British Prime Minister Gordan Brown just announced to the Joint Session of Congress that the Queen of England has extended an honorary knighthood to ‘Sir Edward Kennedy’. I don’t think Americans are entitled to use the term ‘sir’, though. My favorite story along these lines:

Keith Richards has criticised his old friend and fellow Rolling Stone Mick Jagger for accepting a knighthood.

“I thought it was ludicrous to take one of those gongs from the establishment when they did their very best to throw us in jail,” the Stones guitarist told the music magazine Uncut.

Richards was referring to his and Jagger’s 1967 conviction on drug offences, later overturned on appeal.

“Just as we were about to start a new tour, I thought it sent out the wrong message. It’s not what the Stones is about, is it?” he said.

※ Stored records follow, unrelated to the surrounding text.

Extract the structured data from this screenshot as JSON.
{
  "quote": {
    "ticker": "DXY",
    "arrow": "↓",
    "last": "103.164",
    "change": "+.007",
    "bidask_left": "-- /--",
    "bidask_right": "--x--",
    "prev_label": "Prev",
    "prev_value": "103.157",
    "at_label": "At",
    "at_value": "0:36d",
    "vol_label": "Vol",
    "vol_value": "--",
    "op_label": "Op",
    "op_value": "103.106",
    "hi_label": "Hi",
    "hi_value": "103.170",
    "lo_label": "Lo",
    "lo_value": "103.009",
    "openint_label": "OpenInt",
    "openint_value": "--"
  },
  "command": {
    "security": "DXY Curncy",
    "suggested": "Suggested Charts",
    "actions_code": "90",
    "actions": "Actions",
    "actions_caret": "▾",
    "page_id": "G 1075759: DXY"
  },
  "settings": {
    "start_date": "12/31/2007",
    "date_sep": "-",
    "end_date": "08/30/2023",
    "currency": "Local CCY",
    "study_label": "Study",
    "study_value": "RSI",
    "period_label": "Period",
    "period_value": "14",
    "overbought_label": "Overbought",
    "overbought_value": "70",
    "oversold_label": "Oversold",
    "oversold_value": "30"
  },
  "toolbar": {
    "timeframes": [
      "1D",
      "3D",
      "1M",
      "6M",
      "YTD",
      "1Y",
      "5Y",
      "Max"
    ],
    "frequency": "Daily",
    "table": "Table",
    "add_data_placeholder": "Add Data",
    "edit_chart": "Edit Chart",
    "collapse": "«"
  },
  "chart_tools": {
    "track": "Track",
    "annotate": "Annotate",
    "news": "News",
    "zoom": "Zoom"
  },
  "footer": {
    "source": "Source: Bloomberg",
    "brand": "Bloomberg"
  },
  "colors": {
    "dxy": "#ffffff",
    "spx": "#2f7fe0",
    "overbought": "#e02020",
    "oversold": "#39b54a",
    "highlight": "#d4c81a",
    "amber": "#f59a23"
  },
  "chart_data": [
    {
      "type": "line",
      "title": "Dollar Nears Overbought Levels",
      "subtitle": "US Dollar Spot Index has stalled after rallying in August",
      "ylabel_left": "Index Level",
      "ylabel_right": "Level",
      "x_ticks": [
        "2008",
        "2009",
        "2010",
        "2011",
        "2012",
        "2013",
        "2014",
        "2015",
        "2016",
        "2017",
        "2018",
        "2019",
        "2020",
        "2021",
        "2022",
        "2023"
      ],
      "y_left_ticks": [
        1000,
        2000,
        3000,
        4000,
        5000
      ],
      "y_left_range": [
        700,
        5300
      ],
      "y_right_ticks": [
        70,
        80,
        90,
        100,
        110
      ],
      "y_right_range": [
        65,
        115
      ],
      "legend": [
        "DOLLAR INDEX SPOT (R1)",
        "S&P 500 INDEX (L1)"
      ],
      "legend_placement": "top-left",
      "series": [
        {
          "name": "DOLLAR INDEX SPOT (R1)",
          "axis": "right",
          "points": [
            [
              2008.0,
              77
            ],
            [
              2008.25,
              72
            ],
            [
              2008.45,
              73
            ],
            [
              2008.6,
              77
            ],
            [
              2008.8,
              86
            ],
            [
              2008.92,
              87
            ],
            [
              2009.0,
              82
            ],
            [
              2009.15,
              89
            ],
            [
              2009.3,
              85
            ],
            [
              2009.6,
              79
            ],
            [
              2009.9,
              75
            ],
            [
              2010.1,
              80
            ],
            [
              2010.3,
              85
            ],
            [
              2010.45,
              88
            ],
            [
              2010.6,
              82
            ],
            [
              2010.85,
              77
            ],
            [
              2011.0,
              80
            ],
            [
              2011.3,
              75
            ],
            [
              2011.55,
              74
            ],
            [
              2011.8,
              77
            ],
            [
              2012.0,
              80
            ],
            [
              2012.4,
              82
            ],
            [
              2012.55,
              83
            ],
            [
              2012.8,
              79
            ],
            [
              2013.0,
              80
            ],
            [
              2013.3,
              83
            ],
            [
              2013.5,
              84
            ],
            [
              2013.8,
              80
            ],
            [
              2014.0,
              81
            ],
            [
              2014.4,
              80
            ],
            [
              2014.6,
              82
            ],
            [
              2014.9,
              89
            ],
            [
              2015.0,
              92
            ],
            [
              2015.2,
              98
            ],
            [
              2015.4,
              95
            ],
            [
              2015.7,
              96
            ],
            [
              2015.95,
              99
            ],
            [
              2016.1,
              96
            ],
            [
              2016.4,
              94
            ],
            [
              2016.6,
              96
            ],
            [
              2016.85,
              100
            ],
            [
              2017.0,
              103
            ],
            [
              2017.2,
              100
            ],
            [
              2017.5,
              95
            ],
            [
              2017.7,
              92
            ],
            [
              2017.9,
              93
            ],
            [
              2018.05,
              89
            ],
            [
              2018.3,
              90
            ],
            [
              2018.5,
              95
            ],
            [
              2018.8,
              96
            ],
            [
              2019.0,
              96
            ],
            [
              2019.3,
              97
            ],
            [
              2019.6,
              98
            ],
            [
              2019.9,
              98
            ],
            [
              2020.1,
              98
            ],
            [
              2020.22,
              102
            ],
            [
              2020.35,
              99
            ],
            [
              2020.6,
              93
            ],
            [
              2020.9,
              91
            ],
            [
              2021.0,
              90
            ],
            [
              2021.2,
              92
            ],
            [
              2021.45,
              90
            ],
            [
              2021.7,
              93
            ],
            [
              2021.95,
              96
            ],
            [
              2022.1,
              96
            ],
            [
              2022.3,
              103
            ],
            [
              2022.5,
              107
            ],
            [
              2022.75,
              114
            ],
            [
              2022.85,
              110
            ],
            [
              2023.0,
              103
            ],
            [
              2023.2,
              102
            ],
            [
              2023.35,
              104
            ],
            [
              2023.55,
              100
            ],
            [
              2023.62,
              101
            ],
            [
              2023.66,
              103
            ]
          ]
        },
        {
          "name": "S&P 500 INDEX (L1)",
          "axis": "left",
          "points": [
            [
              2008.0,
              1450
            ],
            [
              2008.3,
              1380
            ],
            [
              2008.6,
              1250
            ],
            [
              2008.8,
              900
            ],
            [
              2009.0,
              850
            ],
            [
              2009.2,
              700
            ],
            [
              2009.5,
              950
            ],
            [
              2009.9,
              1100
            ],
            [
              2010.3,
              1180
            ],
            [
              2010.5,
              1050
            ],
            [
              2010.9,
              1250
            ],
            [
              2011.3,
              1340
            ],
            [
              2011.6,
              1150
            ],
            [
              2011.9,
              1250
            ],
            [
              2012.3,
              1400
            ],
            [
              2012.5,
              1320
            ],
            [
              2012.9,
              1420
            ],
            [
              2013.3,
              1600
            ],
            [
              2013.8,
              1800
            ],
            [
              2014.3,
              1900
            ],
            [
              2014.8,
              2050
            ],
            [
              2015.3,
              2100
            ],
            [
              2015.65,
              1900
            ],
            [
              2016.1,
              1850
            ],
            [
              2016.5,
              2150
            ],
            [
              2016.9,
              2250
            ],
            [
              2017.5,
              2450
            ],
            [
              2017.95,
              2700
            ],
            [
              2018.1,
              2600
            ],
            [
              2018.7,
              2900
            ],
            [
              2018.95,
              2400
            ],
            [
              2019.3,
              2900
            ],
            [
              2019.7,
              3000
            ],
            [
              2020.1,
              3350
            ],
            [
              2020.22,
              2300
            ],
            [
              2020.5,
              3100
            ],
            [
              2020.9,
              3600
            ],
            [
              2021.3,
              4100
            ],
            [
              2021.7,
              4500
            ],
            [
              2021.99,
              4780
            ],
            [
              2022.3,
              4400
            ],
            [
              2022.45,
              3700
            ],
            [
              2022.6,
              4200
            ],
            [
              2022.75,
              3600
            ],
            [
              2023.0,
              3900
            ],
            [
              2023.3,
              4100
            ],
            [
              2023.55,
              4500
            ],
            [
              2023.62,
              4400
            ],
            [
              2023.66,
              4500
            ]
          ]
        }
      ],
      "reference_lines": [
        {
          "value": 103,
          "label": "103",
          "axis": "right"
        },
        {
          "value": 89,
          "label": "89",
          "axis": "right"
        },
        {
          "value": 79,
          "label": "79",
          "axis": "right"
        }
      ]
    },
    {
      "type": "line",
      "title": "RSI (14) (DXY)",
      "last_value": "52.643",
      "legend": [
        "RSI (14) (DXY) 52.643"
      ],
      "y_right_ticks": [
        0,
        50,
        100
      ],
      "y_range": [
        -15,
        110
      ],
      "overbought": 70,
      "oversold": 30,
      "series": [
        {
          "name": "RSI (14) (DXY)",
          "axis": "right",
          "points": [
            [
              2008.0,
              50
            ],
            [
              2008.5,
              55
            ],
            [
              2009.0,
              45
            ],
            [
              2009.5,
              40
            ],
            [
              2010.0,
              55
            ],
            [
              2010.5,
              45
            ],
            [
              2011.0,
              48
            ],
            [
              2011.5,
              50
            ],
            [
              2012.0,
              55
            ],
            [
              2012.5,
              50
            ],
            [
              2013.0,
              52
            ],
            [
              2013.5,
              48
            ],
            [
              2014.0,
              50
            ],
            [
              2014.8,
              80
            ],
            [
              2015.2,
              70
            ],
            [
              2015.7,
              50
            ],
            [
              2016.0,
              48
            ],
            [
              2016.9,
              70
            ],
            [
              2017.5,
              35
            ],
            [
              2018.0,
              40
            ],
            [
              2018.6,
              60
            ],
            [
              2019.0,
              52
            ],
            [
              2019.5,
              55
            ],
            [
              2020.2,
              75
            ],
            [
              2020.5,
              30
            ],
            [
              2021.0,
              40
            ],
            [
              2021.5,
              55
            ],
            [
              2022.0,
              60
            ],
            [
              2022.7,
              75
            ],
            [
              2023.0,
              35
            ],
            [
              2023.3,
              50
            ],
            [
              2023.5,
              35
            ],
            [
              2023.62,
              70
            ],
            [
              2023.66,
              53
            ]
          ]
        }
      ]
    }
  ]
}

“I told Mick, ‘It’s a … paltry honour’.

“He defended himself by saying that (Prime Minister) Tony Blair insisted that he took the knighthood. Like that’s an excuse. Like you can’t turn down anything. Like it doesn’t depend how you feel about it.”

Also amusing:

Marianne Faithfull said, that Jagger is ‘a tremendous snob who always craved a knighthood’. ‘I never heard her say that about me,’ [Jagger] says. ‘But I know she’d love to be a dame, more than anything else. But she’s not really dame material.’

Meow.

But it’s a nice honor for Senator Kennedy. It’s a nice gesture by the British.